A alimentação durante o trabalho de parto não é impedida, porém, é recomendado que a parturiente tenha uma dieta restritiva: tome apenas líquidos claros, como água, sucos sem polpa, chás ou isotônico, e consuma apenas leves e fracionadas refeições. A gestante é monitorada pelo obstetra e pelo anestesiologista durante todo o tempo da analgesia.

Segundo o Dr. Idalecio Fernandes, “é importante destacar que a primeira indicação de analgesia de parto é o pedido da própria gestante. Só ela saberá o nível de tolerância à dor que tem. Além dessa vontade expressa da parturiente, é necessária uma avaliação do obstetra quanto à dilatação e ao bem-estar fetal. Se houver a vontade expressa da parturiente e a indicação do médico obstetra assistente, é realizada, de imediato, a analgesia de parto".

Qual a importância da consulta pré-anestésica?

A consulta pré-anestésica é obrigatória para todos os pacientes que serão submetidos a cirurgias eletivas (agendadas). Em pacientes hospitalizados, mas com cirurgia programada ou até em casos de cirurgia de urgência, sempre que possível, será realizada uma avaliação pré-anestésica no próprio hospital, antes da cirurgia. Essa éa melhor forma de o médico anestesista saber a real condição clínica do paciente e tomar as devidas precauções para evitar intercorrências ou já estar preparado caso elas ocorram. Com essas informações, ele vai programar a melhor técnica anestésica para determinado paciente, levando em consideração informações individuais. Também é o momento em que o paciente é orientado em relação ao pré e pós-anestésico e serão tiradas as dúvidas sobre o ato anestésico. Além disso, nos casos de parto, o anestesiologista vai criar um vínculo de confiança entre o médico e a paciente, fazendo, assim, com que a ansiedade diminua, já que a apreensão em relação à anestesia é, em muitos casos, maior do que em relação ao parto propriamente dito. 

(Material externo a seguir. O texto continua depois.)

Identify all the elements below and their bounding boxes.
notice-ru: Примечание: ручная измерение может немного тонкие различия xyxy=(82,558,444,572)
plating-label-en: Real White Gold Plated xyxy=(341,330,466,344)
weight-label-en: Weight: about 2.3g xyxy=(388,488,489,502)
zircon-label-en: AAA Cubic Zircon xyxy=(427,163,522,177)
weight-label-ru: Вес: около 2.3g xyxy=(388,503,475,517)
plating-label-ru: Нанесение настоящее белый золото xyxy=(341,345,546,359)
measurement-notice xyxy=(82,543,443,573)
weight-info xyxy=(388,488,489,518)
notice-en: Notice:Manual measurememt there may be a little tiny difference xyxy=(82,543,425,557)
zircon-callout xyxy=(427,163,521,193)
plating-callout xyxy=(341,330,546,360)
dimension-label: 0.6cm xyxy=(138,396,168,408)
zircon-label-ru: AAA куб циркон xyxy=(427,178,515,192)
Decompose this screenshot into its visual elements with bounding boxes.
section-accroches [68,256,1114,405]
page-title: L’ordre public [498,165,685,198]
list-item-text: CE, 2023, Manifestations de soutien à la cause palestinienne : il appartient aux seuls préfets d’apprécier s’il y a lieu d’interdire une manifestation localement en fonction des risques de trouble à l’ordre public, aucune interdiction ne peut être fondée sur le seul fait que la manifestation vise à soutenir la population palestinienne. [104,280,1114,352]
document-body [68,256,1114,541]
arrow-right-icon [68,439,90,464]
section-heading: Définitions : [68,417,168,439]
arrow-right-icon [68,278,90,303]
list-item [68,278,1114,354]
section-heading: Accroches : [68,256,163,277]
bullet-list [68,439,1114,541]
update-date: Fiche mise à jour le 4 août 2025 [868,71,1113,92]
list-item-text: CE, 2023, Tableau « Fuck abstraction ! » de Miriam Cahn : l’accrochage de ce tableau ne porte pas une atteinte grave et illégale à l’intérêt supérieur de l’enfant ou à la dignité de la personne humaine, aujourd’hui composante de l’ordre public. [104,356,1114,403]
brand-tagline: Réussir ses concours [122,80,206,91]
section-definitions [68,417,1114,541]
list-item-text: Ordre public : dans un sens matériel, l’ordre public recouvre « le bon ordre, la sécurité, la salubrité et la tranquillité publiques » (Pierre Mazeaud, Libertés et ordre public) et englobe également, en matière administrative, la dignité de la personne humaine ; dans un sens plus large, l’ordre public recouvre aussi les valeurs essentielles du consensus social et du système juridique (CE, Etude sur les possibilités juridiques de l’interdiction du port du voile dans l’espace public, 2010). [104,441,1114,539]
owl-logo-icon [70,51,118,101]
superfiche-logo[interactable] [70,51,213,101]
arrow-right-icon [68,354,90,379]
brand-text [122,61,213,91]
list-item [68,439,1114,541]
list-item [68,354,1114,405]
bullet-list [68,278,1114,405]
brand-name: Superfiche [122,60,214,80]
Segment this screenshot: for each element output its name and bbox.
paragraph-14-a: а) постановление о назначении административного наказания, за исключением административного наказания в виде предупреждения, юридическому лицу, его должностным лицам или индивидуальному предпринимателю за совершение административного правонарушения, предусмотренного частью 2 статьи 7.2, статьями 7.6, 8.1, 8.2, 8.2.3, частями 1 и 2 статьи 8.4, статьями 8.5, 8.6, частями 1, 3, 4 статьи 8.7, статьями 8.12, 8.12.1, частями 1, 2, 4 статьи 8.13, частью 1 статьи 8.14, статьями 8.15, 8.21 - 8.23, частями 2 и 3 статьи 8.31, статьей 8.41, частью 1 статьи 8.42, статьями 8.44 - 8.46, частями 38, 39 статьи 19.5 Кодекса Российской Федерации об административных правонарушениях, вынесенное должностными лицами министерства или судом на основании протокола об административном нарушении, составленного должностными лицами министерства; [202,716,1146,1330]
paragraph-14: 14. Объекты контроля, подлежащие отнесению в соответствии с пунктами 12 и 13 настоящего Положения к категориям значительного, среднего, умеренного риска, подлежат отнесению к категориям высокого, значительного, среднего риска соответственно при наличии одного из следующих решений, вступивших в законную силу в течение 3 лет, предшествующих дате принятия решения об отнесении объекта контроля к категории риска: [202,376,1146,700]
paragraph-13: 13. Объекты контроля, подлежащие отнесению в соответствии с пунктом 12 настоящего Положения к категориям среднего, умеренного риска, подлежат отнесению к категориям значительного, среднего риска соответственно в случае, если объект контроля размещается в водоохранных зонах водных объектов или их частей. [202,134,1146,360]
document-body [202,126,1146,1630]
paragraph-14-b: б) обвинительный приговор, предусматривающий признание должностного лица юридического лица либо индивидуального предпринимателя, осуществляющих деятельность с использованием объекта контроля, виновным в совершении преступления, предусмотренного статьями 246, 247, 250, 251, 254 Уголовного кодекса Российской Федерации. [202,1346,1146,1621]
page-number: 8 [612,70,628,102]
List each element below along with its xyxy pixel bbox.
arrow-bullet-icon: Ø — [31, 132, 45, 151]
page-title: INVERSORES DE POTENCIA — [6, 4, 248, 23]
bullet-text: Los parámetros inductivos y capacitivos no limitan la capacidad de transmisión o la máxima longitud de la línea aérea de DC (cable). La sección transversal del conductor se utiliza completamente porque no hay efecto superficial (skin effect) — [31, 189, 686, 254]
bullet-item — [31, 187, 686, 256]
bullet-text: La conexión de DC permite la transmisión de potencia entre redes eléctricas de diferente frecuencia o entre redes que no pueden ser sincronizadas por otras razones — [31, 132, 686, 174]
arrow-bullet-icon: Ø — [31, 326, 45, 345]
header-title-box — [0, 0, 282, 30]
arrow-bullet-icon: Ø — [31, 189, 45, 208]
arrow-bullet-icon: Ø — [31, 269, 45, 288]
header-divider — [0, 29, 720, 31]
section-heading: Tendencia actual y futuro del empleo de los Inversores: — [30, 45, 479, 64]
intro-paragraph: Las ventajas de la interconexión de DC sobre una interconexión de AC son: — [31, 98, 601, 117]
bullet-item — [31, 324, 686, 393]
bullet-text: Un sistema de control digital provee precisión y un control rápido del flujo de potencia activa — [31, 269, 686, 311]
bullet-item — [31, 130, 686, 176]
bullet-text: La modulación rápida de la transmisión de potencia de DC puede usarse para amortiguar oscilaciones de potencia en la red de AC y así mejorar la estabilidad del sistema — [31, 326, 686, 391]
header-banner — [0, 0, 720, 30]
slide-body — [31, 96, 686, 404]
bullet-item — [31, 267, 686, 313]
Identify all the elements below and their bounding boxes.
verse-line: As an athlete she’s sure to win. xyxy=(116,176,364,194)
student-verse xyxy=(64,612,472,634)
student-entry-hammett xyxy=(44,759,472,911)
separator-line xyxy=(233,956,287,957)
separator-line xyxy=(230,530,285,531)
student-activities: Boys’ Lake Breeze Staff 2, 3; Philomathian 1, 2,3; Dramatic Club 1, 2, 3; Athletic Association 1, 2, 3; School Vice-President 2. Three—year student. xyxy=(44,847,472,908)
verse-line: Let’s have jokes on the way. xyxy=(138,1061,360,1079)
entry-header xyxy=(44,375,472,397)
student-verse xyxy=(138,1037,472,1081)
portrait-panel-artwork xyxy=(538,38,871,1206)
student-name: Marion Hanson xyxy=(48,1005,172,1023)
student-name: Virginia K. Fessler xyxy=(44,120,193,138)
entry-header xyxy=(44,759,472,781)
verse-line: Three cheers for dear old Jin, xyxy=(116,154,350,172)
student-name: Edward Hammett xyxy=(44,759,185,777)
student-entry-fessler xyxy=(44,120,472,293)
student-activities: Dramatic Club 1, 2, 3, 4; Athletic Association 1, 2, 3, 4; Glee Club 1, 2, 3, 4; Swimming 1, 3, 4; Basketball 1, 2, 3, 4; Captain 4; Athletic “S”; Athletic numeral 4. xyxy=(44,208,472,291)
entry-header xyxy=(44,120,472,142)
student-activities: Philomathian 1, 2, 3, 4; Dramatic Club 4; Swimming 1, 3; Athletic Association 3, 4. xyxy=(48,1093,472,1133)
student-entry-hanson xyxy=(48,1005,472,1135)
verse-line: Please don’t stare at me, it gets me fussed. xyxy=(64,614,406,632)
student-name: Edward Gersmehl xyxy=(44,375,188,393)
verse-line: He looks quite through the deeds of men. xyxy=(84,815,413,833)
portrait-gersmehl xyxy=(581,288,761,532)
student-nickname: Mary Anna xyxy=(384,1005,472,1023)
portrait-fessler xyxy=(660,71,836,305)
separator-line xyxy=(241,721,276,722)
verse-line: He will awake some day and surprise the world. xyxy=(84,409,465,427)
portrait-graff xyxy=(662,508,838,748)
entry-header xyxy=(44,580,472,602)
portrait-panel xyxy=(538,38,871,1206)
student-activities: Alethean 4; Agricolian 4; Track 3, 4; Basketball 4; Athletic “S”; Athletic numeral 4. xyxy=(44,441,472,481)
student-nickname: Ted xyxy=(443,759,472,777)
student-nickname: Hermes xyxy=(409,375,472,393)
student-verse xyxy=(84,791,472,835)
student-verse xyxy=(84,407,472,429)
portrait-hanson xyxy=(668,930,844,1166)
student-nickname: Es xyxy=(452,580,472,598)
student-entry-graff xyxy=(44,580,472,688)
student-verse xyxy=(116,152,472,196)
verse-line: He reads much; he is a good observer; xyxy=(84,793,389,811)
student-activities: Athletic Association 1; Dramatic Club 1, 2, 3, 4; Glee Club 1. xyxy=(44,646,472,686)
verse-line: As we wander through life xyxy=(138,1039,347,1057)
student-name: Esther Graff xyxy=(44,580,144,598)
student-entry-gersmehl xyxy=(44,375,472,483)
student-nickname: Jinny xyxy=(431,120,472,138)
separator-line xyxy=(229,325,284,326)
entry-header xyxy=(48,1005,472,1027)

A consulta pré-anestésica é parte importante da segurança cirúrgica de um ato anestésico-cirúrgico, pois contribui para a redução das complicações cirúrgicas e anestésicas, reduz a mortalidade, o tempo de internação e o número de cancelamentos de cirurgias. ​ 

No caso das gestantes, estas devem realizar a consulta pré-anestésica a partir da 34ª semana de gravidez, independentemente da via de parto escolhida (parto normal ou cesariana), mesmo aquelas que querem o parto por via vaginal e não pretendem fazer analgesia de parto, pois, caso ocorra alguma intercorrência no trabalho de parto, com a parturiente, ou com o feto, poderá ser indicada a cesariana.